Ich wische sie mit meinem Handrücken weg, löse meinen Blick vom Spiegel und schaue auf die Uhr. 4 Uhr 32. Ich schaue nach draußen. Ein Blitz zieht über den Himmel und eine Genugtuung kommt in mir auf. Ein Gefühl der Erleichterung und Zufriedenheit überkommt mich. Ich öffne die Schublade, die links neben dem Waschbecken ist, und hole den Rasierer heraus. Ich habe mir noch nie den Kopf rasiert. Aber das Gefühl, wenn ich den Rasierer von vorne nach hinten schiebe, fühlt sich gut an. Es löst ein Kribbeln auf der Kopfhaut aus und hinterlässt einen kahlen Streifen. Es löst ein Gefühlschaos in mir aus. Mein Herz geht auf. Ich habe mich noch nie so gefreut und mir wird die Last genommen. Aber am schönsten ist das Gefühl der Macht. – Macht darüber zu haben, wie meine Haare aussehen.

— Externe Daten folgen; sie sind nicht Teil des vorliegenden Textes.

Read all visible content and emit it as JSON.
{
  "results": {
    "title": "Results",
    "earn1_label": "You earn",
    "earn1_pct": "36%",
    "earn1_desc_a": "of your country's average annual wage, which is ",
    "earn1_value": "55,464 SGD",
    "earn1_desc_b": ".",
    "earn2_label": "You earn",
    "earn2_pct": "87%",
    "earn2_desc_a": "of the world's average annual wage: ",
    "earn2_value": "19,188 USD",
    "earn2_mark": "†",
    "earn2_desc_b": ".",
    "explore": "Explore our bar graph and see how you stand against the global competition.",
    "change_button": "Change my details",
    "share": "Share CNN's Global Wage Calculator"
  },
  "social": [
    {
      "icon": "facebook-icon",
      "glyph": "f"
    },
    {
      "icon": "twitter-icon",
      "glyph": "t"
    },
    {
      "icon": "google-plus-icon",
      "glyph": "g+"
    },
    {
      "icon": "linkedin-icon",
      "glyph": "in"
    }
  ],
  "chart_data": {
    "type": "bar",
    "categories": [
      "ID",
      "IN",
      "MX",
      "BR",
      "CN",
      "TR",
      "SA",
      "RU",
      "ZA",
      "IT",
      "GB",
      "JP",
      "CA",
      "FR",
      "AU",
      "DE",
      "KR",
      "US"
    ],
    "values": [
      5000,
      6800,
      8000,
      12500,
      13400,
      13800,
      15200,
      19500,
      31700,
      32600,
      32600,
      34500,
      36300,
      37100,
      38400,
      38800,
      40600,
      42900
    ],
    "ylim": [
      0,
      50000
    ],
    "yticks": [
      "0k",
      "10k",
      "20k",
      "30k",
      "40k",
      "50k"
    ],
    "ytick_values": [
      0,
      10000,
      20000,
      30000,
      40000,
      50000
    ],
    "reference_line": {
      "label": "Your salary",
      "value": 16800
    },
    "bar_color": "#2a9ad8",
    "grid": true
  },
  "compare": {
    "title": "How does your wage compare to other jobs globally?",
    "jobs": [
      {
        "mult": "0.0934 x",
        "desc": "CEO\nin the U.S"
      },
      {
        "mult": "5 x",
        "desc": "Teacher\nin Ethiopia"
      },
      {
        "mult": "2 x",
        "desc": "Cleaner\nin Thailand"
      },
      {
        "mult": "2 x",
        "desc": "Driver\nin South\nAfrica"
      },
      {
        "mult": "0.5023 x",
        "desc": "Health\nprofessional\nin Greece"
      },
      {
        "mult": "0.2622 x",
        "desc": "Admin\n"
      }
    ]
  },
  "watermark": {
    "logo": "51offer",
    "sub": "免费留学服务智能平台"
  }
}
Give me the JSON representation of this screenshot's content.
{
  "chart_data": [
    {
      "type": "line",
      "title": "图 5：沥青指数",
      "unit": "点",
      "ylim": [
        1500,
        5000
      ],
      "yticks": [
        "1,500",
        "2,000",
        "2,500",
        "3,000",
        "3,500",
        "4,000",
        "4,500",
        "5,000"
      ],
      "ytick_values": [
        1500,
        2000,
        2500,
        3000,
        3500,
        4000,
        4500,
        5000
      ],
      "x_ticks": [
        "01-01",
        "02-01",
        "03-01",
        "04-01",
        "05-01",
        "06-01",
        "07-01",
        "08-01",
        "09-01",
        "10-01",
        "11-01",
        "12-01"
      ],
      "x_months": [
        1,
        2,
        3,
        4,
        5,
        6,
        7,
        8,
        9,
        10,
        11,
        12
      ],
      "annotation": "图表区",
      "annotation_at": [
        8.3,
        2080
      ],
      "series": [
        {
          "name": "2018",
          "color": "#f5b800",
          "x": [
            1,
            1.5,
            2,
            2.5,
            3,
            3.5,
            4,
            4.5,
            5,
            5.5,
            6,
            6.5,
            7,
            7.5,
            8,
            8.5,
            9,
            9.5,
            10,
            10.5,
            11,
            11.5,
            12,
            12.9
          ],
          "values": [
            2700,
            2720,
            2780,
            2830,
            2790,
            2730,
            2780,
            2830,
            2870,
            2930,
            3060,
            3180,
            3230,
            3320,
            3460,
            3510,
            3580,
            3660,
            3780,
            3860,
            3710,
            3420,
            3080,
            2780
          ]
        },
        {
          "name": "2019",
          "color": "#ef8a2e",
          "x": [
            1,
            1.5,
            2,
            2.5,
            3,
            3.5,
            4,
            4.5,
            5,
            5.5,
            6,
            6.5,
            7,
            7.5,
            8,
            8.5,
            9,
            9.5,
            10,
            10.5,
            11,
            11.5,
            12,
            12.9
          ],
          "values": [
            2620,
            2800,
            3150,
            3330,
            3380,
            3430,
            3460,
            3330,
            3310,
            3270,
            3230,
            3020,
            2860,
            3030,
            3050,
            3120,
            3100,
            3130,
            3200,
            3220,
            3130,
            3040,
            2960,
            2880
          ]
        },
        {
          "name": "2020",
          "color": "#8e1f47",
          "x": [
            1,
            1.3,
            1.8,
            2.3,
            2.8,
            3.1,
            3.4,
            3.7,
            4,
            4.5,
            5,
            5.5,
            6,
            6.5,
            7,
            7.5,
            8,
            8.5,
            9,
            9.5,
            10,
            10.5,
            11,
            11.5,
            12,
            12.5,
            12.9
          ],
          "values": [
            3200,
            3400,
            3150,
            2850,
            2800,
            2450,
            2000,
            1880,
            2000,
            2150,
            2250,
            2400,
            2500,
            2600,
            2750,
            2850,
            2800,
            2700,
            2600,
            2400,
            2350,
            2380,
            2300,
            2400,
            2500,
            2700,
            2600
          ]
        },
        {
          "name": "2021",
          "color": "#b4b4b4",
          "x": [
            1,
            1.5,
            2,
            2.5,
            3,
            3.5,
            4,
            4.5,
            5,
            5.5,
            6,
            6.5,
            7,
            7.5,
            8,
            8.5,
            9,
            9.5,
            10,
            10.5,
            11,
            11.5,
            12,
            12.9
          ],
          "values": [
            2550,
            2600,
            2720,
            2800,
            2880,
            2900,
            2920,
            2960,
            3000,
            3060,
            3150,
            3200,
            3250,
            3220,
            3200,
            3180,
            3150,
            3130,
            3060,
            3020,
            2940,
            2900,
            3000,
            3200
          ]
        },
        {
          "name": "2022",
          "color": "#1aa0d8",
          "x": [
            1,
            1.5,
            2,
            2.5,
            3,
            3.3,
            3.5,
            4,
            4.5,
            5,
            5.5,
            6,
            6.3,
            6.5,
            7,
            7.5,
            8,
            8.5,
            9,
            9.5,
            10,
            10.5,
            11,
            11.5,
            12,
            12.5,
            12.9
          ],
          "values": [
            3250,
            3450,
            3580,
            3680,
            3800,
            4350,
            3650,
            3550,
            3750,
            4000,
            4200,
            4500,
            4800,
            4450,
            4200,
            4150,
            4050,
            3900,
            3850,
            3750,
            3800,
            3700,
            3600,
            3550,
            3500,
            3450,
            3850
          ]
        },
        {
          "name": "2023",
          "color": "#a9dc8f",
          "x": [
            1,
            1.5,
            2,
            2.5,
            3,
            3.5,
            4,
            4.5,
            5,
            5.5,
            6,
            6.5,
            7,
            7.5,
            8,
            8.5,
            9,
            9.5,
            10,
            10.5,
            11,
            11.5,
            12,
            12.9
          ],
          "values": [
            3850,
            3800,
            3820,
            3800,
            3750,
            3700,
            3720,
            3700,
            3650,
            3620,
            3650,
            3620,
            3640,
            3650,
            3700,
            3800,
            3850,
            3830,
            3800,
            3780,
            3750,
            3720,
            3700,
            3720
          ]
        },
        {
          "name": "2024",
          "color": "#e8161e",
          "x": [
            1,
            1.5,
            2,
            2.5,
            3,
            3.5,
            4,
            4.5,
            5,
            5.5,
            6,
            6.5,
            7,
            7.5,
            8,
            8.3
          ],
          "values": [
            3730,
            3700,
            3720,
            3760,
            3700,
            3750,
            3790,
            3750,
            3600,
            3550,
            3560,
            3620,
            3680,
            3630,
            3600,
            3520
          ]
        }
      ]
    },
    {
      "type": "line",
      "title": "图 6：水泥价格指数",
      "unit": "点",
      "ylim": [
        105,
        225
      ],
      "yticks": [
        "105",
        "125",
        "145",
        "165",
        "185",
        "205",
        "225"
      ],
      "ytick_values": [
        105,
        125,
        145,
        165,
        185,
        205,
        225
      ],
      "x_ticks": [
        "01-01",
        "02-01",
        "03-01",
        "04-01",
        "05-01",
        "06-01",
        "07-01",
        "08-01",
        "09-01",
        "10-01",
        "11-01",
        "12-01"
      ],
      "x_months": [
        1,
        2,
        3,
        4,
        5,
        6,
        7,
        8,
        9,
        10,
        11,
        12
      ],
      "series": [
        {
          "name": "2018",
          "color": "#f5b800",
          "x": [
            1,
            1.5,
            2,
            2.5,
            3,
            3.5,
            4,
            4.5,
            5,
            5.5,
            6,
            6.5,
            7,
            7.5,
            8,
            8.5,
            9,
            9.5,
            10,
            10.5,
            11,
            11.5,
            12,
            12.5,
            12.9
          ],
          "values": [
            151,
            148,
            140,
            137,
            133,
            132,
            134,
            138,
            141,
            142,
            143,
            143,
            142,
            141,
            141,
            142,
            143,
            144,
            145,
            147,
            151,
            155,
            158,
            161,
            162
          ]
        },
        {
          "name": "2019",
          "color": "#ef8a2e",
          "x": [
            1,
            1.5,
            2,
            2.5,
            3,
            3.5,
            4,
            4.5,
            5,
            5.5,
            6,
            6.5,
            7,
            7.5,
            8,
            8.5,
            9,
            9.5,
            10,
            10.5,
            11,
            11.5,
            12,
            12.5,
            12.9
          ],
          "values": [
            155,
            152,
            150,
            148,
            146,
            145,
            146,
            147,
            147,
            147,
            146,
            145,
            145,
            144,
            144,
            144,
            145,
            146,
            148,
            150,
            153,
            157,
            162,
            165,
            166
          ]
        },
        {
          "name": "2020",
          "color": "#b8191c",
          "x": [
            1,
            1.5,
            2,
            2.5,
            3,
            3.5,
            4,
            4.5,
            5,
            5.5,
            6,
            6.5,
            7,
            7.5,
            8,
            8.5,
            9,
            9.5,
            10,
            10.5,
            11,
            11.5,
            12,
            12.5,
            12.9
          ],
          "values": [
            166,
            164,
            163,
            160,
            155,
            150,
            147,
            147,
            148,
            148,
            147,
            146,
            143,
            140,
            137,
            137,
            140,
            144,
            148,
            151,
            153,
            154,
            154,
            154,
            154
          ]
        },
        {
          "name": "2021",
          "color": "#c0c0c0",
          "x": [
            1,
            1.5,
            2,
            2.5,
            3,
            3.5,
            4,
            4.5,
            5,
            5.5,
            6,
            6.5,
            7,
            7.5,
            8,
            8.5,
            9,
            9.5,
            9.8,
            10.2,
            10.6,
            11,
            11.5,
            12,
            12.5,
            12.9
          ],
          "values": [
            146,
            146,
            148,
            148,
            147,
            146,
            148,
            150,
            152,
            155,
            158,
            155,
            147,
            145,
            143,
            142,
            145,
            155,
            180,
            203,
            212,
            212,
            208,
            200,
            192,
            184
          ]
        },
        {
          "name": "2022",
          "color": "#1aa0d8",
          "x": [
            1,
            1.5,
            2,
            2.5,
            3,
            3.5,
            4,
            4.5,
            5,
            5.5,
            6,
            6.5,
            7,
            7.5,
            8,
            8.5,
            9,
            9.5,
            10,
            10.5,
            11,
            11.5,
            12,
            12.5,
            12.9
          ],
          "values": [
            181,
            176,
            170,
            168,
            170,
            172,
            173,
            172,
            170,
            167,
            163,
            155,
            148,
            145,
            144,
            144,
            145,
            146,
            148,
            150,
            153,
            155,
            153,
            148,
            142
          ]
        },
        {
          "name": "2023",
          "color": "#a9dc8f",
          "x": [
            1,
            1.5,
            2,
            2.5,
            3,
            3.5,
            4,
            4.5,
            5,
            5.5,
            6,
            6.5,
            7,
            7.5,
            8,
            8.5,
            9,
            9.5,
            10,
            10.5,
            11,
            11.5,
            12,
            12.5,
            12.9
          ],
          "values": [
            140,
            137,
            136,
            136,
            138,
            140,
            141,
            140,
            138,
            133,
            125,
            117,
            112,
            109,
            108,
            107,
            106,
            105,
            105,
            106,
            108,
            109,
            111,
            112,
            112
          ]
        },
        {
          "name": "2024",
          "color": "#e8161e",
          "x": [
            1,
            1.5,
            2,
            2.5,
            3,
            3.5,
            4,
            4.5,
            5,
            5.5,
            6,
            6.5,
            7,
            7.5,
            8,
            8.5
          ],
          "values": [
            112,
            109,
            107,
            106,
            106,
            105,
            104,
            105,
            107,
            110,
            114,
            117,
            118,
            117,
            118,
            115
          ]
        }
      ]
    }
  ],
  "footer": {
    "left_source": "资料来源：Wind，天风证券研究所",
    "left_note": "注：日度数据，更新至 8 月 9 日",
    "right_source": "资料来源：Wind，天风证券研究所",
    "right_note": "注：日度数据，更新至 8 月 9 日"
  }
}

Ich sage dir den Kampf, ich stelle mich dir. Meine Haare nehmen von mir Abstand, aber du nimmst sie mir nicht. Ich habe sie mir rasiert. Ich habe mir eine Glatze rasiert und ich habe mich noch nie so gut gefühlt. Ich werde dich los; ich nehme Abstand von dir. Du bist nur ein kleiner böser Teil in mir. Eine kleine böse Krankheit – und ich werde nicht an dir sterben. Ich lege Papas Rasierer zurück in die geordnete obere Schublade, schaue auf die Uhr – 4 Uhr 38 – danach in den Spiegel und grinse. – Krebs.